Frankie Dettori said: “Obviously, Santiago was the one that I feared most. I was trying to get in front of him from the start, but Tom Marquand already had that slot. I wanted to get cover so I had to drop back one place, and then as we go to the back, I got in behind the wheels of Santiago, and I thought, you know, we have got 15lb less weight, he will make that weight difference count and kick early, but it turned out to be a two-furlong sprint. If you want to sprint with Stradivarius, then you have got to be pretty good. And although I was boxed in for a furlong, once I got out he has just got too many gears. I was surprised by the way the race panned out; I didn’t expect the Goodwood Cup to become a two-furlong sprint.
 
“I thought Nayef Road would go a good gallop and I thought Santiago would wind it up from three and a half and make me work and make me carry that weight, but he didn’t. Good for me.
 
“I was worried when I was held in, because obviously when you do a sprint it takes you a furlong to really find the rhythm, and once the sprint came I thought that is his break. His greatest weapon is his turn of foot; I don’t remember a stayer with a turn of foot like his. OK, he won the Gold Cup [at Ascot] by 10 lengths, but he always wins by a short margin; he passes them and he thinks he has done enough, so I think a combination of that and his class; he’s small but he is all heart.
 
“This was his biggest test; he was taking on a Derby winner in Santiago, you know, and giving him 15lb. It is pretty good going.
 
“This was a good performance because under the circumstances he still won. You can’t run away from the fact that the Gold Cup was his best performance, but he is very versatile and even though circumstances did not favour him today, he still won.”
 
Asked about the possibility of Stradivarius dropping back in trip to a mile and a half for G1 Qatar Prix de l’Arc de Triomphe at Longchamp in October, Dettori said: “Bjorn Neilsen is toying with the idea of having a crack at the Arc. I am not going to put him off, if he wants to, why not. Obviously, I am on Enable at the moment, but who knows? I am not going to discourage him. He has done nothing wrong and there’s a possibility the ground would come very soft, which he doesn’t mind.”

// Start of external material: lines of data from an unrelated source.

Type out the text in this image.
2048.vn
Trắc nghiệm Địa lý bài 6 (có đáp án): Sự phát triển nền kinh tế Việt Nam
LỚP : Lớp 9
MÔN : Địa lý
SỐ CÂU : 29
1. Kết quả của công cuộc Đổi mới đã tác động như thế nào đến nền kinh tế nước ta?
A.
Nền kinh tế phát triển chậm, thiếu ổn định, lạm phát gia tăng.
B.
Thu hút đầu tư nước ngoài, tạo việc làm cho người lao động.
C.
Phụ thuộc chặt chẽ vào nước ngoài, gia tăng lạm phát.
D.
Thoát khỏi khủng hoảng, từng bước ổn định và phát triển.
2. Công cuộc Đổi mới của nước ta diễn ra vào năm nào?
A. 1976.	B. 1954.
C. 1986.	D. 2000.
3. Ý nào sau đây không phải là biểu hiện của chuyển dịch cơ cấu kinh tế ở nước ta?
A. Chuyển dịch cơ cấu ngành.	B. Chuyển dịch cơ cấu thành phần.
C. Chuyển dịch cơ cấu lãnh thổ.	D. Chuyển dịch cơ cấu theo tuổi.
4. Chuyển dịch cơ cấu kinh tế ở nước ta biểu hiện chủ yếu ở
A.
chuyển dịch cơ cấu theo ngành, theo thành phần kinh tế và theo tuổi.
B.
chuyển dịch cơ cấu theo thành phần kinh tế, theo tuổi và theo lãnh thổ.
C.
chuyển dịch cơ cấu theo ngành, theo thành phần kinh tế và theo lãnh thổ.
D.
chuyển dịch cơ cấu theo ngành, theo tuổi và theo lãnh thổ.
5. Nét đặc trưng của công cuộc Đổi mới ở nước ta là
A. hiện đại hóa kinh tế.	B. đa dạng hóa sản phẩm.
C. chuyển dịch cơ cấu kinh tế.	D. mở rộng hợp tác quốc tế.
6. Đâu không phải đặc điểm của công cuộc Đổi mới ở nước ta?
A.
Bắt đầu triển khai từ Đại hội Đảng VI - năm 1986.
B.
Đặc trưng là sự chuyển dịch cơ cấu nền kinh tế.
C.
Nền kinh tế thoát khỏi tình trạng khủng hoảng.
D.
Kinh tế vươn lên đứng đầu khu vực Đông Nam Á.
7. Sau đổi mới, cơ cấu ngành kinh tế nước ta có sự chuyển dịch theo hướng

Owner-breeder Bjorn Nielsen added: “It’s for other people to say [whether Stradivarius is one of the great stayers] but I think he deserves to be in the conversation. Those three big horses [Sagaro, Le Moss & Ardross] and Yeats obviously as well, and you can’t take Double Trigger out of there. They are real horses and it is an amazing thing that Stradivarius turns up on my doorstep because I don’t have a big stable. You have guys like Sheikh Mohammed with 500 horses and Coolmore with all their horses, how do I wind up with Stradivarius? There is a lot of luck involved, a lot of luck.
 
“The demand for him commercially as a stallion isn’t there like as if he had won just a G1 race over a mile. A horse who has won over a mile in a G1 race, even if it was only one, would fetch a higher stud fee than he would. It’s just the way, the trend, the fashion. Hopefully, it reverts and there is some demand for these horses because, if you breed faster mares to a horse like him, it’s the same as breeding slower mares to a faster stallion. People will wake up and we will have to breed a good horse out of him!
 
“We talked about a year ago and John said that if Stradivarius stays healthy next year, we are going to train him for the Arc. We will run him in the Cup races but there is no bonus this year, so there is no Lonsdale for him. He will have six weeks off now and probably go for the [Prix] Foy three weeks before the Arc and then we will go there. Unfortunately, I am sure that we won’t have our jockey but we will have to find a substitute.”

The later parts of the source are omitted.